I could call the Sisters of Mary Immaculate from the PoMOC Association in Katowice for Women and Children as angels on earth. My story of getting to the sisters is not simple … probably any girl who found herself in the Association Center is not simple …
The sisters saved me twice – the first time when I was thrown out of my family home with a 4-month-old son and referred by MOPS to the sisters. Earlier, in the Single Mother House, where I stayed for three days, it was so terrible that I knew that whatever it was there, it couldn’t get any worse. On a frosty February day, I was greeted by my sister Basia – she came to pick us up at the gate.

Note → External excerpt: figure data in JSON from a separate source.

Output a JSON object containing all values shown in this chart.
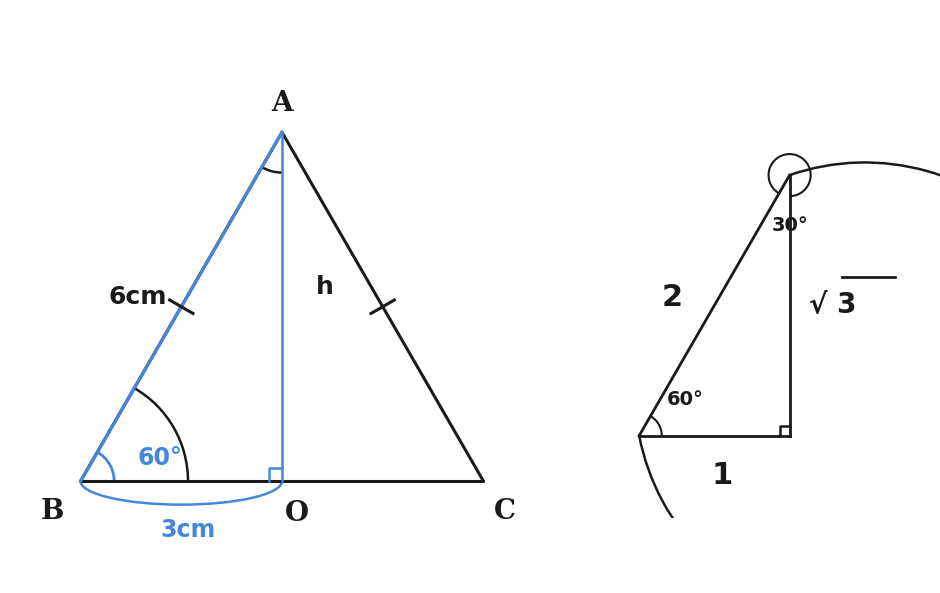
{
  "bg_color": "#ffffff",
  "right_panel_color": "#e8e8e8",
  "black": "#1a1a1a",
  "blue": "#4488dd",
  "left": {
    "B": [
      0,
      0
    ],
    "C": [
      6,
      0
    ],
    "A": [
      3,
      5.196
    ],
    "O": [
      3,
      0
    ],
    "label_A": "A",
    "label_B": "B",
    "label_C": "C",
    "label_O": "O",
    "label_6cm": "6cm",
    "label_h": "h",
    "label_60": "60°",
    "label_3cm": "3cm"
  },
  "right": {
    "BL": [
      0,
      0
    ],
    "BR": [
      1,
      0
    ],
    "TR": [
      1,
      1.732
    ],
    "label_2": "2",
    "label_sqrt3": "√ 3",
    "label_1": "1",
    "label_60": "60°",
    "label_30": "30°"
  }
}
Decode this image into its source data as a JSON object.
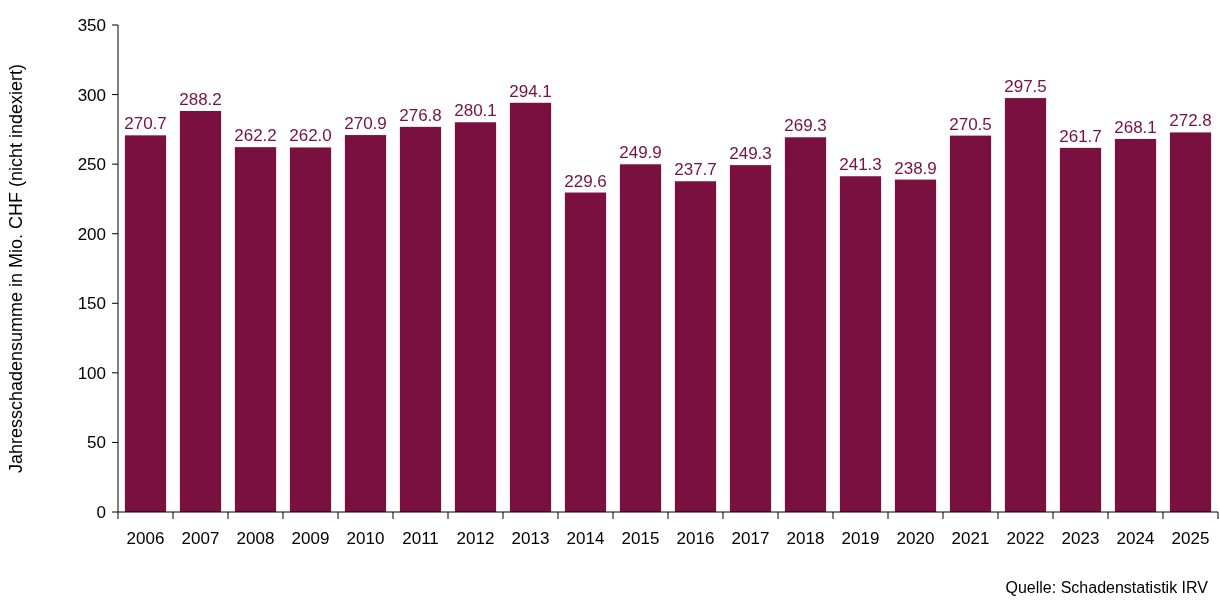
{
  "chart_data": {
    "type": "bar",
    "ylabel": "Jahresschadensumme in Mio. CHF (nicht indexiert)",
    "categories": [
      "2006",
      "2007",
      "2008",
      "2009",
      "2010",
      "2011",
      "2012",
      "2013",
      "2014",
      "2015",
      "2016",
      "2017",
      "2018",
      "2019",
      "2020",
      "2021",
      "2022",
      "2023",
      "2024",
      "2025"
    ],
    "values": [
      270.7,
      288.2,
      262.2,
      262.0,
      270.9,
      276.8,
      280.1,
      294.1,
      229.6,
      249.9,
      237.7,
      249.3,
      269.3,
      241.3,
      238.9,
      270.5,
      297.5,
      261.7,
      268.1,
      272.8
    ],
    "value_labels": [
      "270.7",
      "288.2",
      "262.2",
      "262.0",
      "270.9",
      "276.8",
      "280.1",
      "294.1",
      "229.6",
      "249.9",
      "237.7",
      "249.3",
      "269.3",
      "241.3",
      "238.9",
      "270.5",
      "297.5",
      "261.7",
      "268.1",
      "272.8"
    ],
    "color": "#7a1040",
    "ylim": [
      0,
      350
    ],
    "yticks": [
      0,
      50,
      100,
      150,
      200,
      250,
      300,
      350
    ],
    "grid": false,
    "annotations": [
      "Quelle: Schadenstatistik IRV"
    ]
  }
}
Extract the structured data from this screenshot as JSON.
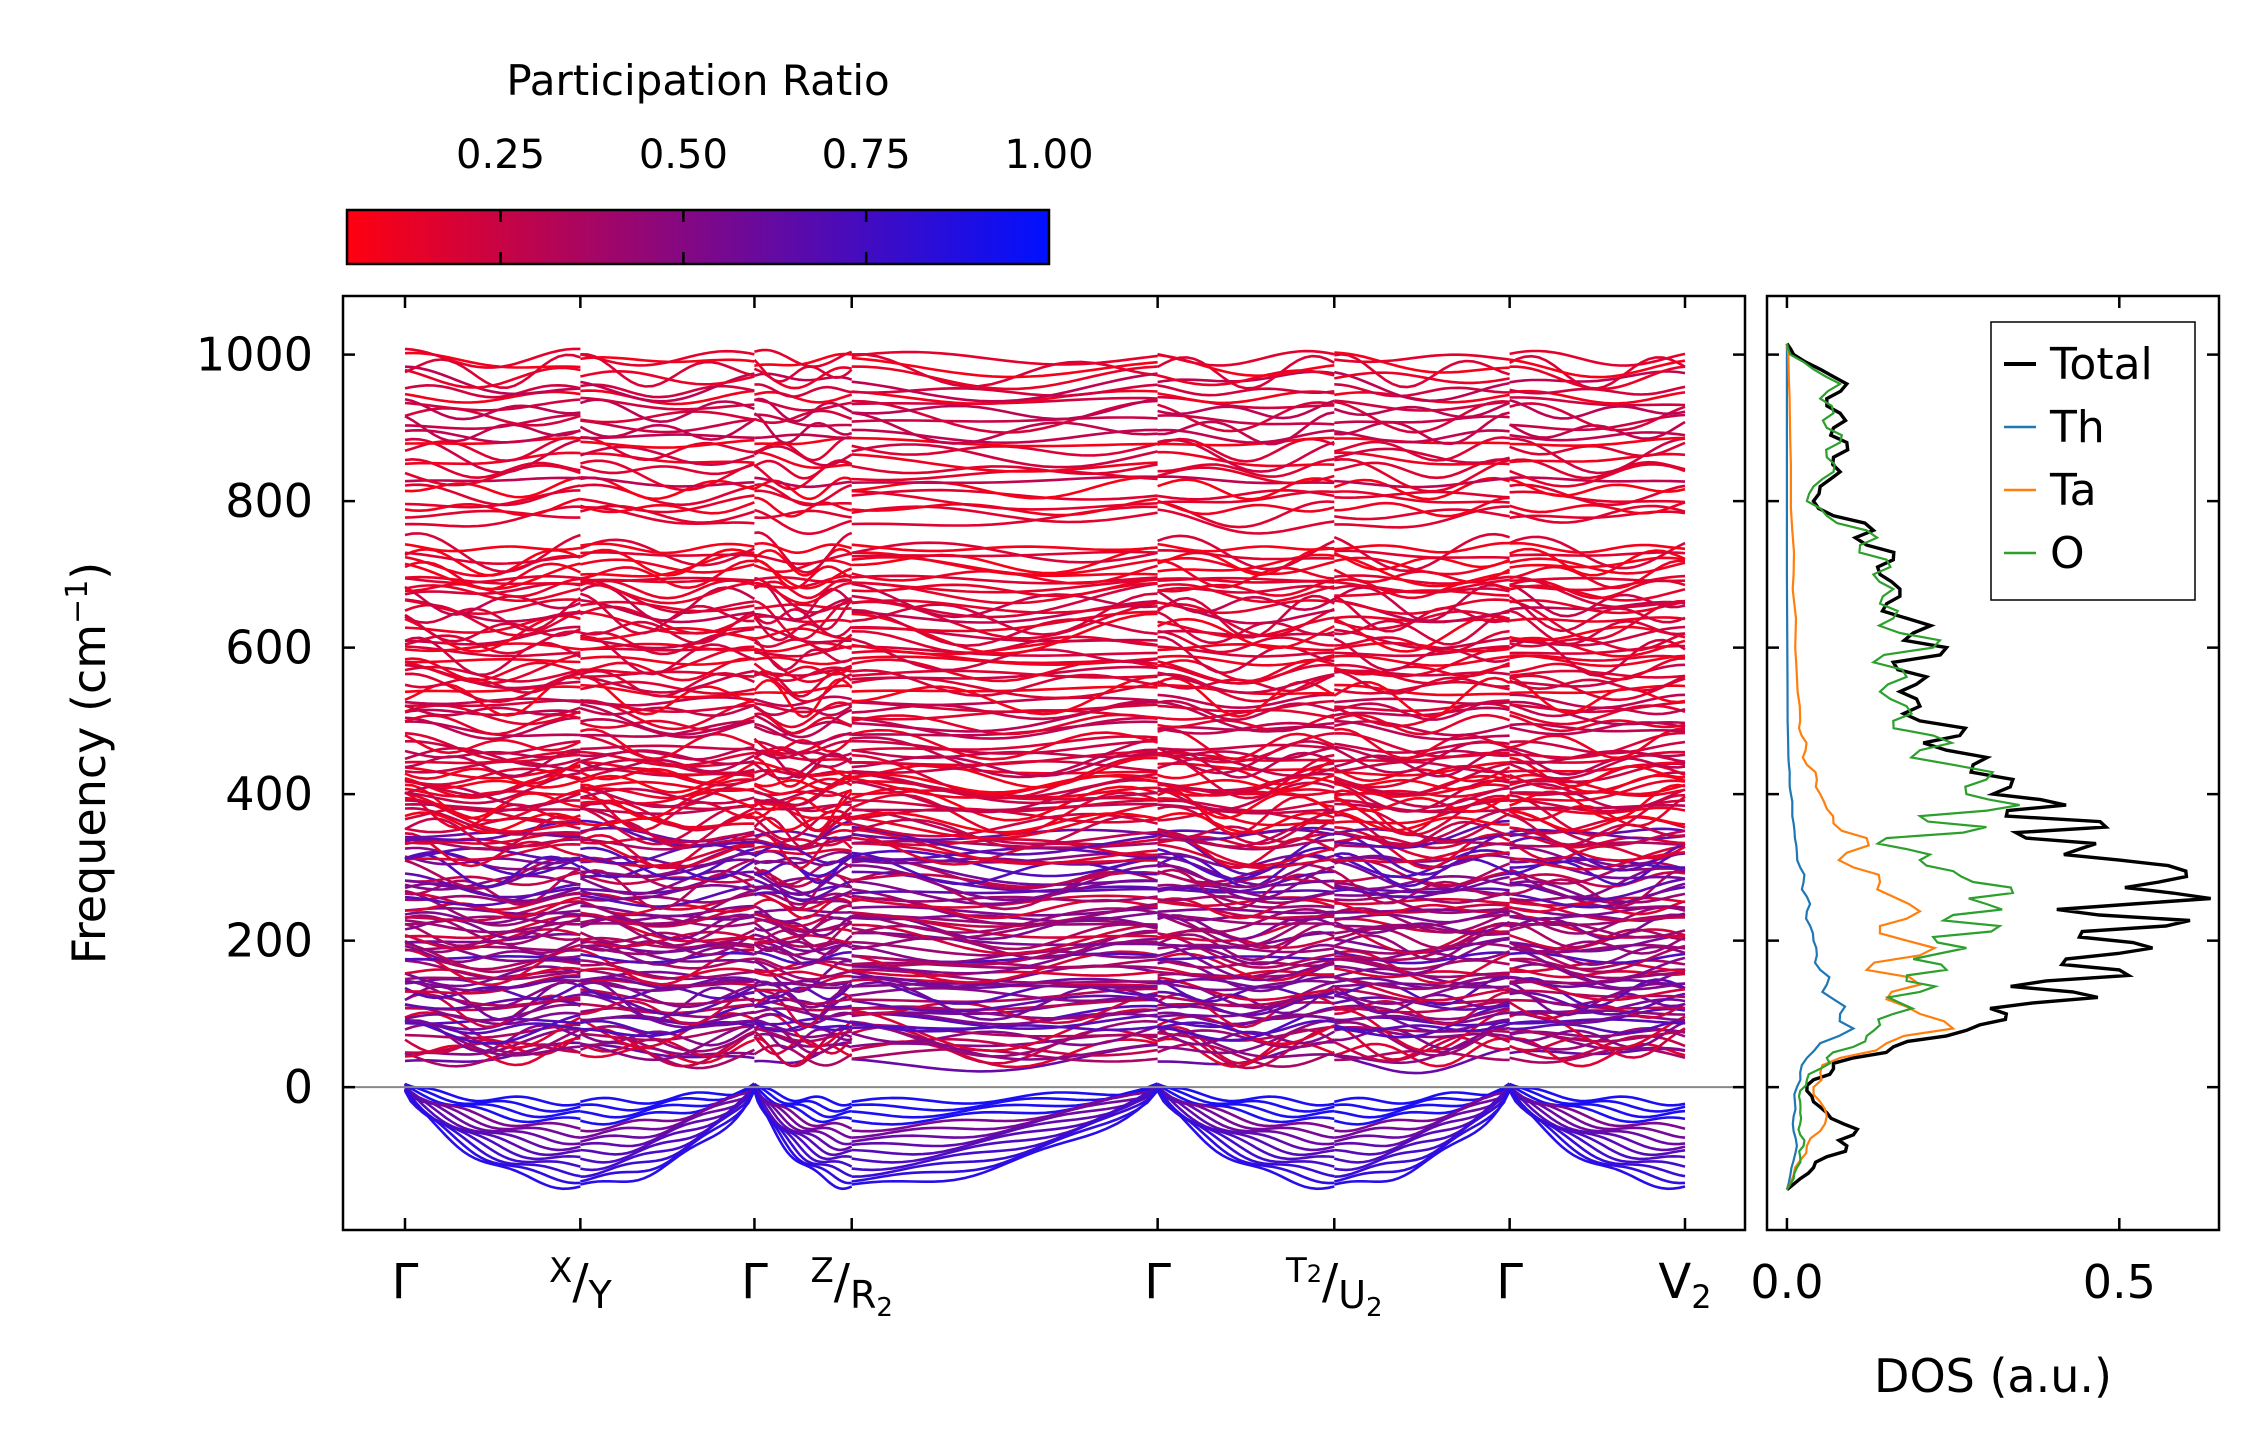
{
  "colorbar": {
    "title": "Participation Ratio",
    "ticks": [
      "0.25",
      "0.50",
      "0.75",
      "1.00"
    ],
    "tick_values": [
      0.25,
      0.5,
      0.75,
      1.0
    ],
    "range": [
      0.04,
      1.0
    ],
    "color_low": "#ff0010",
    "color_high": "#0010ff"
  },
  "chart_data": [
    {
      "type": "line",
      "name": "phonon-band-structure",
      "ylabel_main": "Frequency (cm",
      "ylabel_sup": "−1",
      "ylabel_end": ")",
      "ylim": [
        -195,
        1080
      ],
      "yticks": [
        "0",
        "200",
        "400",
        "600",
        "800",
        "1000"
      ],
      "ytick_values": [
        0,
        200,
        400,
        600,
        800,
        1000
      ],
      "zero_line": 0,
      "kpoints": [
        {
          "main": "Γ",
          "sup": "",
          "sub": "",
          "pos": 0.0
        },
        {
          "main": "",
          "sup": "X",
          "slash": "/",
          "base": "Y",
          "pos": 0.137
        },
        {
          "main": "Γ",
          "sup": "",
          "sub": "",
          "pos": 0.273
        },
        {
          "main": "",
          "sup": "Z",
          "slash": "/",
          "base": "R",
          "sub": "2",
          "pos": 0.349
        },
        {
          "main": "Γ",
          "sup": "",
          "sub": "",
          "pos": 0.588
        },
        {
          "main": "",
          "sup": "T",
          "supsub": "2",
          "slash": "/",
          "base": "U",
          "sub": "2",
          "pos": 0.726
        },
        {
          "main": "Γ",
          "sup": "",
          "sub": "",
          "pos": 0.863
        },
        {
          "main": "V",
          "sup": "",
          "sub": "2",
          "pos": 1.0
        }
      ],
      "band_frequency_range": [
        -135,
        1005
      ]
    },
    {
      "type": "line",
      "name": "density-of-states",
      "xlabel": "DOS (a.u.)",
      "xticks": [
        "0.0",
        "0.5"
      ],
      "xtick_values": [
        0.0,
        0.5
      ],
      "xlim": [
        -0.03,
        0.65
      ],
      "ylim": [
        -195,
        1080
      ],
      "legend_position": "top-right",
      "series": [
        {
          "name": "Total",
          "color": "#000000",
          "freq": [
            -140,
            -125,
            -110,
            -95,
            -80,
            -65,
            -50,
            -35,
            -20,
            -5,
            10,
            25,
            40,
            55,
            70,
            85,
            100,
            115,
            130,
            145,
            160,
            175,
            190,
            205,
            220,
            235,
            250,
            265,
            280,
            295,
            310,
            325,
            340,
            355,
            370,
            385,
            400,
            420,
            440,
            460,
            480,
            500,
            520,
            540,
            560,
            580,
            600,
            620,
            640,
            660,
            680,
            700,
            720,
            740,
            760,
            780,
            800,
            820,
            840,
            860,
            880,
            900,
            920,
            940,
            960,
            980,
            1000,
            1015
          ],
          "values": [
            0.0,
            0.02,
            0.04,
            0.06,
            0.09,
            0.1,
            0.085,
            0.06,
            0.04,
            0.03,
            0.04,
            0.07,
            0.1,
            0.16,
            0.24,
            0.29,
            0.33,
            0.37,
            0.43,
            0.39,
            0.5,
            0.42,
            0.55,
            0.44,
            0.57,
            0.47,
            0.52,
            0.58,
            0.56,
            0.6,
            0.5,
            0.44,
            0.36,
            0.48,
            0.33,
            0.42,
            0.31,
            0.34,
            0.28,
            0.24,
            0.26,
            0.2,
            0.2,
            0.17,
            0.21,
            0.16,
            0.24,
            0.19,
            0.18,
            0.15,
            0.17,
            0.14,
            0.16,
            0.12,
            0.13,
            0.07,
            0.04,
            0.05,
            0.08,
            0.07,
            0.09,
            0.07,
            0.08,
            0.06,
            0.09,
            0.05,
            0.01,
            0.0
          ]
        },
        {
          "name": "Th",
          "color": "#1f77b4",
          "freq": [
            -140,
            -120,
            -100,
            -80,
            -60,
            -40,
            -20,
            0,
            20,
            40,
            60,
            80,
            100,
            120,
            140,
            160,
            180,
            200,
            220,
            240,
            260,
            280,
            300,
            320,
            340,
            360,
            380,
            400,
            420,
            440,
            460,
            500,
            600,
            700,
            800,
            900,
            1015
          ],
          "values": [
            0.0,
            0.005,
            0.01,
            0.015,
            0.01,
            0.01,
            0.012,
            0.015,
            0.02,
            0.03,
            0.05,
            0.1,
            0.08,
            0.07,
            0.06,
            0.05,
            0.045,
            0.04,
            0.035,
            0.03,
            0.03,
            0.025,
            0.02,
            0.015,
            0.012,
            0.01,
            0.008,
            0.006,
            0.004,
            0.003,
            0.002,
            0.001,
            0.0005,
            0.0,
            0.0,
            0.0,
            0.0
          ]
        },
        {
          "name": "Ta",
          "color": "#ff7f0e",
          "freq": [
            -140,
            -120,
            -100,
            -80,
            -60,
            -40,
            -20,
            0,
            20,
            40,
            60,
            80,
            100,
            120,
            140,
            160,
            180,
            200,
            220,
            240,
            260,
            280,
            300,
            320,
            340,
            360,
            380,
            400,
            420,
            440,
            460,
            480,
            500,
            540,
            580,
            620,
            660,
            700,
            760,
            820,
            880,
            940,
            1000,
            1015
          ],
          "values": [
            0.0,
            0.01,
            0.02,
            0.03,
            0.05,
            0.06,
            0.05,
            0.04,
            0.05,
            0.08,
            0.15,
            0.25,
            0.2,
            0.15,
            0.2,
            0.12,
            0.2,
            0.18,
            0.14,
            0.2,
            0.16,
            0.14,
            0.1,
            0.09,
            0.12,
            0.07,
            0.06,
            0.05,
            0.045,
            0.03,
            0.028,
            0.022,
            0.02,
            0.016,
            0.014,
            0.013,
            0.011,
            0.01,
            0.008,
            0.006,
            0.005,
            0.004,
            0.002,
            0.0
          ]
        },
        {
          "name": "O",
          "color": "#2ca02c",
          "freq": [
            -140,
            -125,
            -110,
            -95,
            -80,
            -65,
            -50,
            -35,
            -20,
            -5,
            10,
            25,
            40,
            55,
            70,
            85,
            100,
            115,
            130,
            145,
            160,
            175,
            190,
            205,
            220,
            235,
            250,
            265,
            280,
            295,
            310,
            325,
            340,
            355,
            370,
            385,
            400,
            420,
            440,
            460,
            480,
            500,
            520,
            540,
            560,
            580,
            600,
            620,
            640,
            660,
            680,
            700,
            720,
            740,
            760,
            780,
            800,
            820,
            840,
            860,
            880,
            900,
            920,
            940,
            960,
            980,
            1000,
            1015
          ],
          "values": [
            0.0,
            0.01,
            0.015,
            0.02,
            0.025,
            0.02,
            0.02,
            0.02,
            0.02,
            0.02,
            0.03,
            0.05,
            0.06,
            0.1,
            0.12,
            0.14,
            0.16,
            0.17,
            0.2,
            0.18,
            0.24,
            0.19,
            0.27,
            0.22,
            0.32,
            0.25,
            0.3,
            0.34,
            0.28,
            0.25,
            0.2,
            0.18,
            0.15,
            0.3,
            0.2,
            0.35,
            0.27,
            0.3,
            0.25,
            0.2,
            0.22,
            0.16,
            0.18,
            0.14,
            0.18,
            0.13,
            0.22,
            0.17,
            0.16,
            0.14,
            0.16,
            0.13,
            0.15,
            0.11,
            0.12,
            0.06,
            0.03,
            0.04,
            0.07,
            0.06,
            0.08,
            0.06,
            0.07,
            0.05,
            0.08,
            0.04,
            0.005,
            0.0
          ]
        }
      ]
    }
  ]
}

I will never forget it, and even as I write it, I feel warm in my heart. I fed my son, gave a bath, and my sister showed me our room. I walked in and saw flip-flops with cherries, colorful, and that’s when I felt a great relief and peace that I had never felt before. I managed to raise money for renting an apartment and the story should end here happily. But, unfortunately, life writes its script … My son’s father was released from prison, the relationship was great – for a year or two … Later I got pregnant for the second time and the horror began. From challenges, to beatings, renouncing the child that I was carrying under my heart and locking me at home for 12 hours in a threatened pregnancy and with my little son at home. I was able to find the strength to put this man in a prison for bullying me. And perhaps there should also be a happy ending here, but not. I was in my third pregnancy when depression attacked me insidiously (now I know it was him I didn’t know then). I perfectly remember the day when Sister Anna came to me with a food package. She quickly realized that it wasn’t that it wouldn’t help me. It was then for the second time that I went to the center and I gave birth to a wonderful son there.
What have I learned and what have I got from being with angels?
First of all, great mental support – thanks to this, I am currently undergoing treatment for depression. I gave birth to a wonderful son – I don’t know what would happen if during my pregnancy I didn’t start to heal depression … maybe I wouldn’t be able to love him as much as I love him now.
Raising children is easier for me – I drew a lot from Sister Karolina’s help and her valuable tips in this matter.
But most of all, and most importantly, love, warmth and understanding. For the first time in my life, I was not afraid to cry honestly and without inhibition, when mentally I could not cope.
I remember the Christmas situation. One of the girls from the center said – it’s always like home here.
Unfortunately, I had to answer that in my case it was better than at home …
Imagine a place where a 25-year-old girl can be better than at home …
And this is how I really felt that this place was my place on earth.